As aparências enganam, aos que odeiam e aos que amam
Porque o amor e o ódio se irmanam na fogueira das paixões
Os corações pegam fogo e depois não há nada que os apague
se a combustão os persegue, as labaredas e as brasas são
O alimento, o veneno e o pão, o vinho seco, a recordação
Dos tempos idos de comunhão, sonhos vividos de conviver
As aparências enganam, aos que odeiam e aos que amam
Porque o amor e o ódio se irmanam na geleira das paixões
Os corações viram gelo e, depois, não há nada que os degele
Se a neve, cobrindo a pele, vai esfriando por dentro o ser
Não há mais forma de se aquecer, não há mais tempo de se esquentar
Não há mais nada pra se fazer, senão chorar sob o cobertor
As aparências enganam, aos que gelam e aos que inflamam
Porque o fogo e o gelo se irmanam no outono das paixões
Os corações cortam lenha e, depois, se preparam pra outro inverno
Mas o verão que os unira, ainda, vive e transpira ali
Nos corpos juntos na lareira, na reticente primavera
No insistente perfume de alguma coisa chamada amor.

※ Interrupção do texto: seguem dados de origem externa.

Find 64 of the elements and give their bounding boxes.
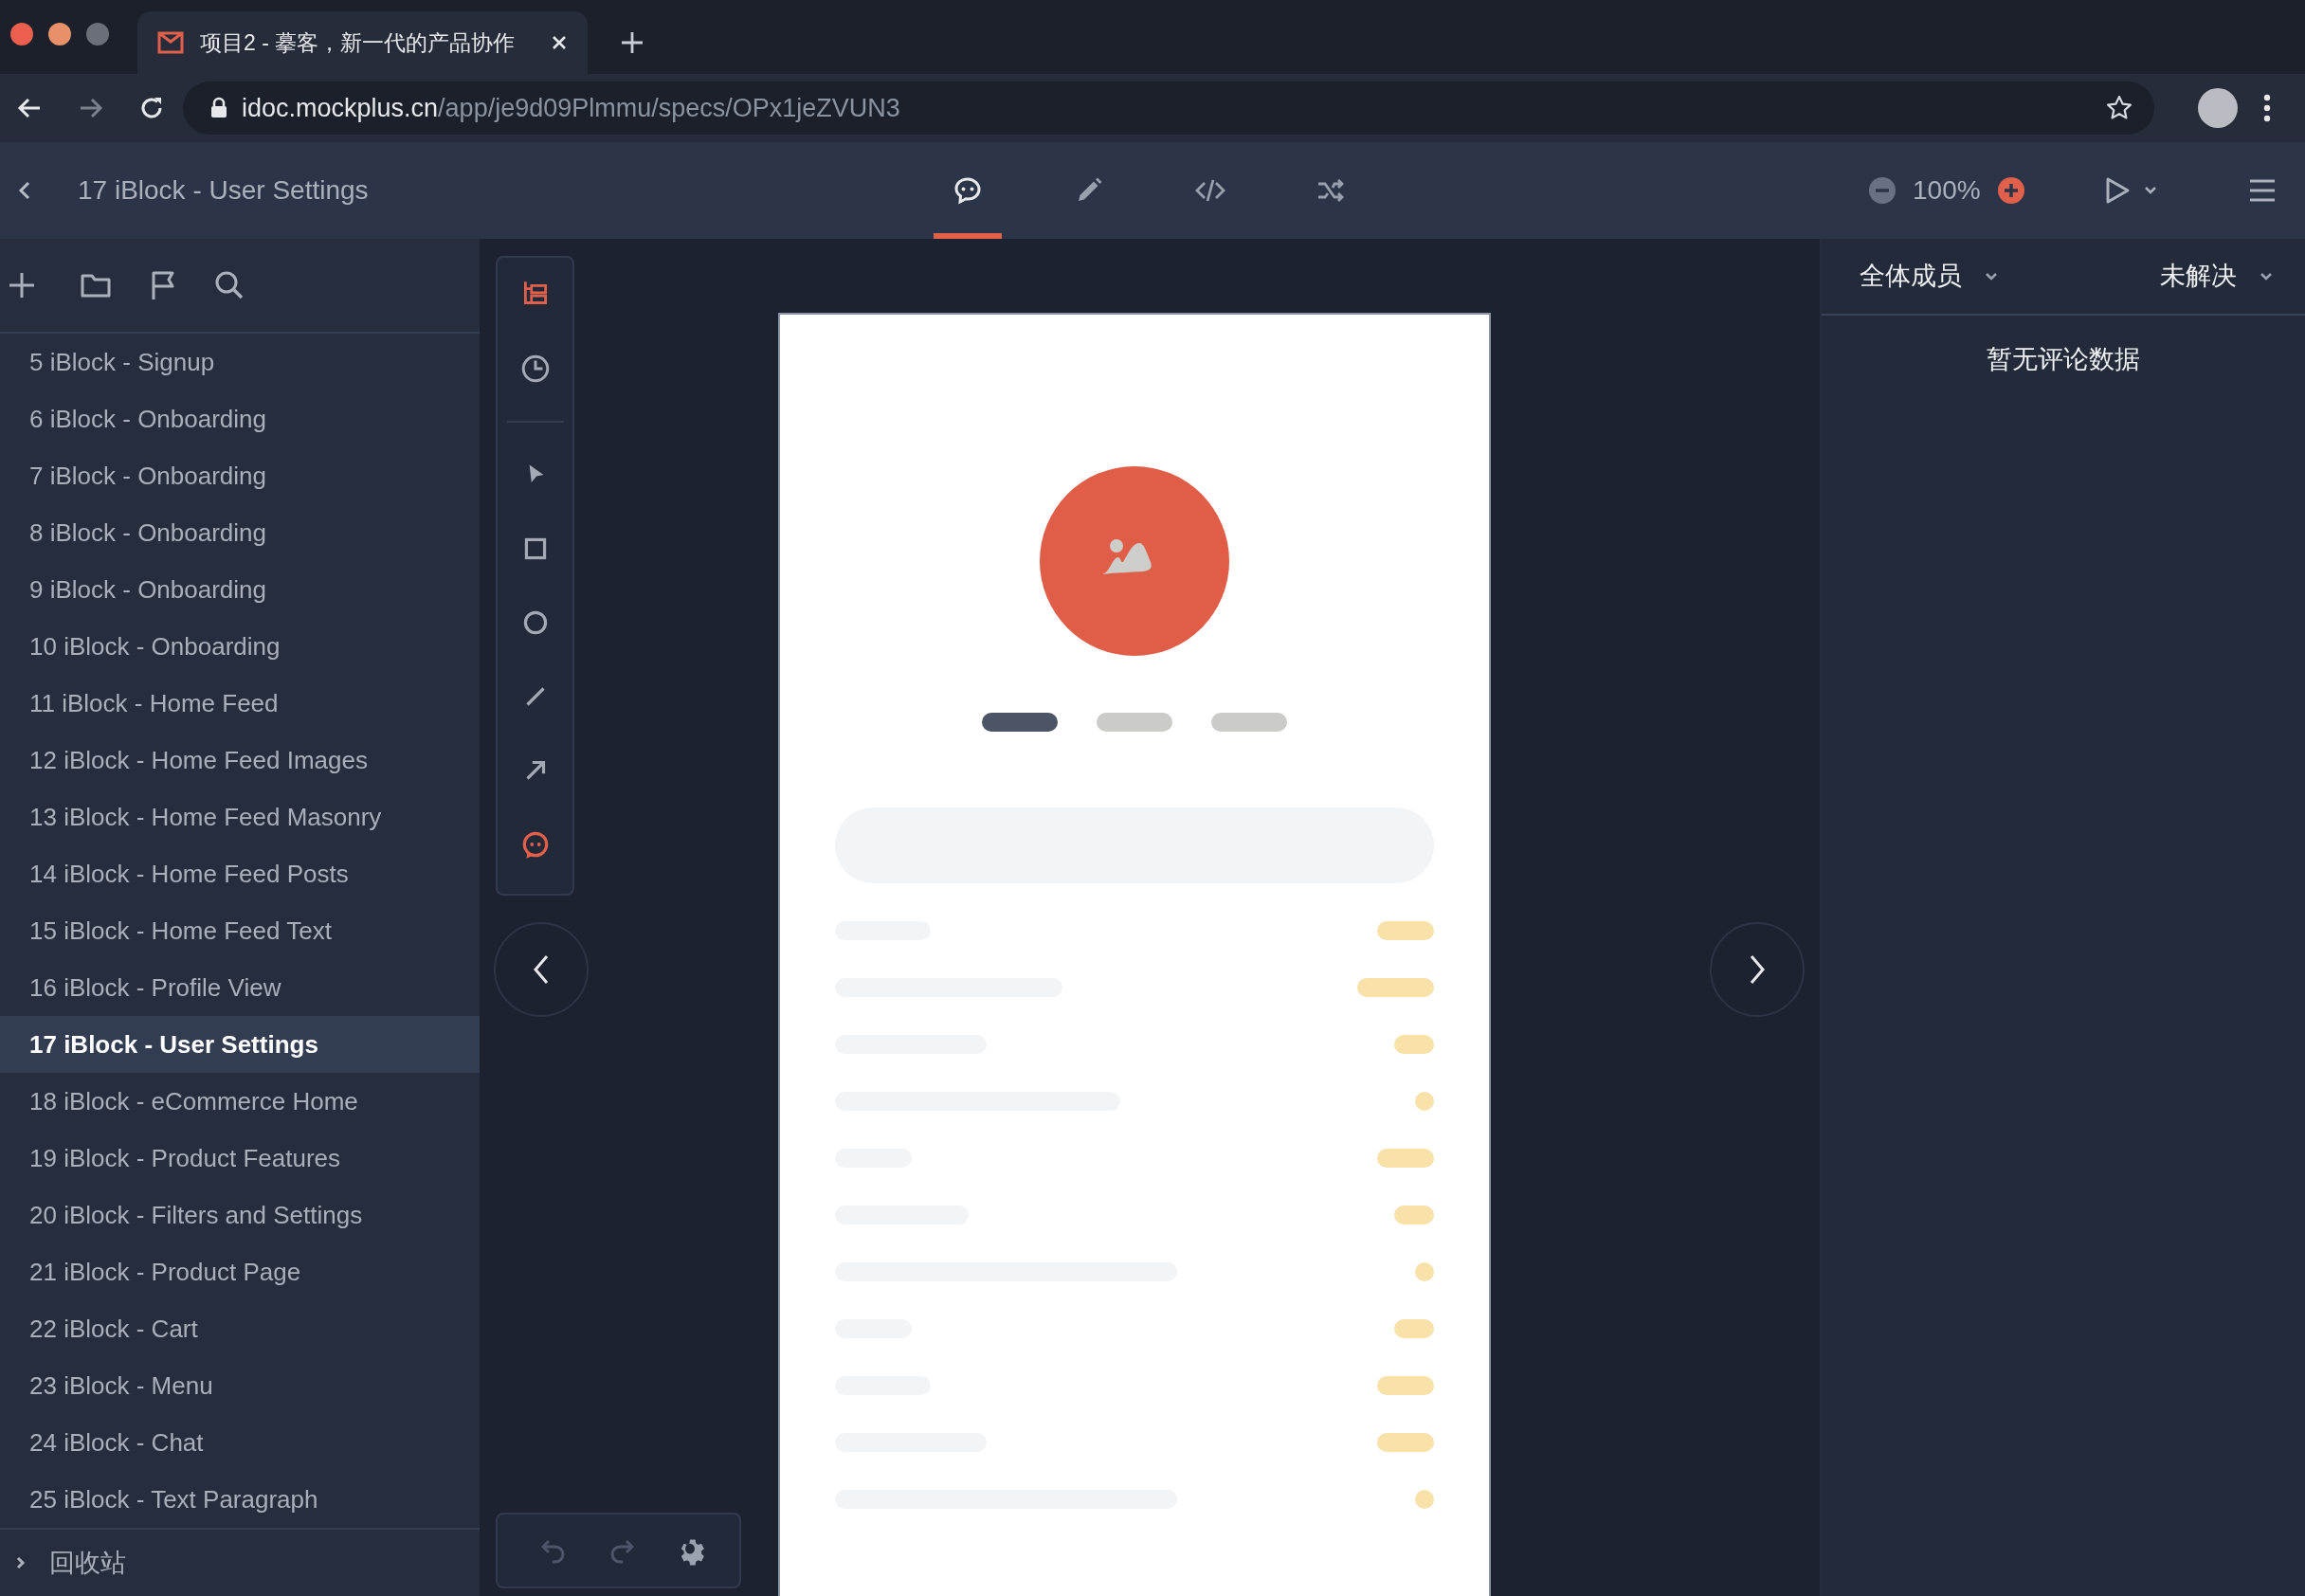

domingo, 1 de agosto de 2010

Invernal

Os franceses costumam fazer arrumação de primavera. Eles abrem a casa para os ares floridos adentrarem. Fim de inverno, começo de primavera, e as janelas se abrem para a vida recomeçar.

Desorganizada por decreto, não me dou às arrumações. Não muito profundas. Estando no Brasil, tristes trópicos que só possuem duas estações bem definidas, em pleno julho, em férias de tudo, resolvi arrumar minha vida, iniciando por armários e papéis.

Minha arrumação é de inverno. Não abro minhas portas para os ares frios, apenas parto minha vida em duas, tento organizar o que na verdade não tem ordem. O verão não ajudou. Queimou todos os meus sonhos e planos de futuro. Talvez o inverno faça nascer algo para colher no meu jardim.

Duas estações: uma acende a outra apaga. O que irmana-as é a sempre acesa chama. Verão acende fogueiras de paixões, incandescentes labaredas de ilusões. Inverno vem não apagar de todo, mas para acalmar quem já muito se queimou.

Tudo deposto, tudo volta a seu posto de mito. Dizem que há rosas que nascem no inverno e amores que nascem da dor. É no frio que floresce o ipê amarelo. As folhas despencam e deixam brilhar as flores amarelecidas de frio e saudade do sol.

Resultado de arrumação: Roupas com cheiro de lembranças, gastas pela memória. Papéis inúteis guardados para ter utilidade, preencher os vazios solitários dos móveis. Caridade e reciclagem são seus destinos finais. Re-ciclo. Novo início. Revolução, volta ao começo.